Shafaq News/ Iyad Allawi, the leader of Iraq's National Coalition, has voiced his strong opposition to the possibility of a return to a dictatorial regime and the concentration of power in Iraq.
Allawi's statement follows Jordan's granting of a political activity license to the "Arab Socialist Baath Party," a move that has sparked anger among several political parties in Iraq.
Describing Saddam Hussein's regime as marked by unilateralism and repressive policies, Allawi acknowledged the presence of patriotic Iraqis who opposed Saddam's rule due to its abuse of power and involvement in internal and external conflicts, including the war with Iran and the invasion of Kuwait.
Allawi further noted the persecution and elimination of patriotic and opposition figures, including members of the Baath Party itself, who sought to seize and consolidate power.
In the aftermath of Saddam's regime, Allawi expressed hope for a new era in Iraq characterized by unity, the realization of citizen potential, and the protection of the nation's safety, harmony, and sovereignty. However, he expressed deep concern over Iraq's division, citing political isolation, marginalization, exclusion, and sectarian quotas as factors fueling conflicts within Shiite, Kurdish, and Sunni communities.
Allawi criticized the emergence of divisive labels such as minorities and quotas, emphasizing their detrimental impact on the concept of citizenship and the nation's susceptibility to external interference.

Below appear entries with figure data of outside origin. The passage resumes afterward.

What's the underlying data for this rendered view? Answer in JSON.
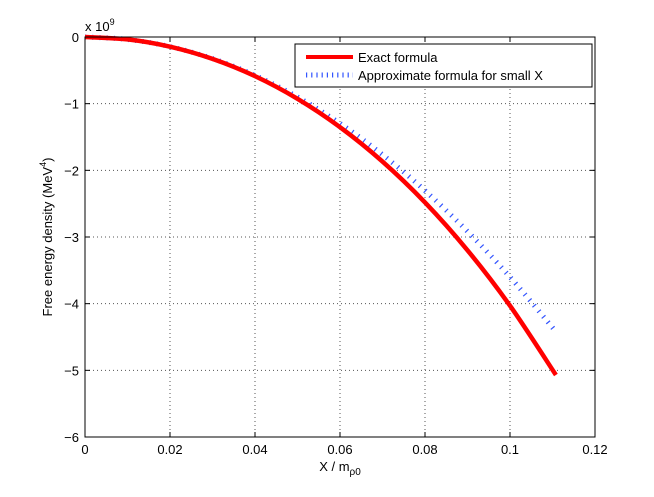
{
  "chart_data": {
    "type": "line",
    "title": "",
    "xlabel": "X / m",
    "xlabel_sub": "ρ0",
    "ylabel": "Free energy density (MeV",
    "ylabel_sup": "4",
    "ylabel_end": ")",
    "y_multiplier": "x 10",
    "y_multiplier_exp": "9",
    "xlim": [
      0,
      0.12
    ],
    "ylim": [
      -6,
      0
    ],
    "xticks": [
      0,
      0.02,
      0.04,
      0.06,
      0.08,
      0.1,
      0.12
    ],
    "xtick_labels": [
      "0",
      "0.02",
      "0.04",
      "0.06",
      "0.08",
      "0.1",
      "0.12"
    ],
    "yticks": [
      -6,
      -5,
      -4,
      -3,
      -2,
      -1,
      0
    ],
    "ytick_labels": [
      "−6",
      "−5",
      "−4",
      "−3",
      "−2",
      "−1",
      "0"
    ],
    "grid": true,
    "legend_position": "top-right",
    "series": [
      {
        "name": "Exact formula",
        "color": "#ff0000",
        "style": "solid",
        "x": [
          0,
          0.01,
          0.02,
          0.03,
          0.04,
          0.05,
          0.06,
          0.07,
          0.08,
          0.09,
          0.1,
          0.1108
        ],
        "y": [
          0,
          -0.036,
          -0.145,
          -0.328,
          -0.587,
          -0.927,
          -1.352,
          -1.868,
          -2.481,
          -3.199,
          -4.031,
          -5.07
        ]
      },
      {
        "name": "Approximate formula for small X",
        "color": "#3355ff",
        "style": "dotted",
        "x": [
          0,
          0.01,
          0.02,
          0.03,
          0.04,
          0.05,
          0.06,
          0.07,
          0.08,
          0.09,
          0.1,
          0.1108
        ],
        "y": [
          0,
          -0.036,
          -0.144,
          -0.324,
          -0.576,
          -0.9,
          -1.296,
          -1.764,
          -2.304,
          -2.916,
          -3.6,
          -4.42
        ]
      }
    ]
  }
}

Highlighting the primary objective of building a democratic Iraq that ensures security, stability, and prosperity for all citizens, Allawi blamed overt external interventions for obstructing and opposing this national project.
While acknowledging the necessity of reflecting on the past to rectify the current political process, he firmly stated that the Iraqi people would not accept a resurgence of dictatorship.
Allawi reiterated his commitment, alongside other honorable national forces, to steer Iraq back toward faithful citizenship. He pledged to prevent the return or establishment of any unilateral dictatorial regime, emphasizing the need to address alternatives to the current policies through scientific and measured approaches rather than succumbing to extremism.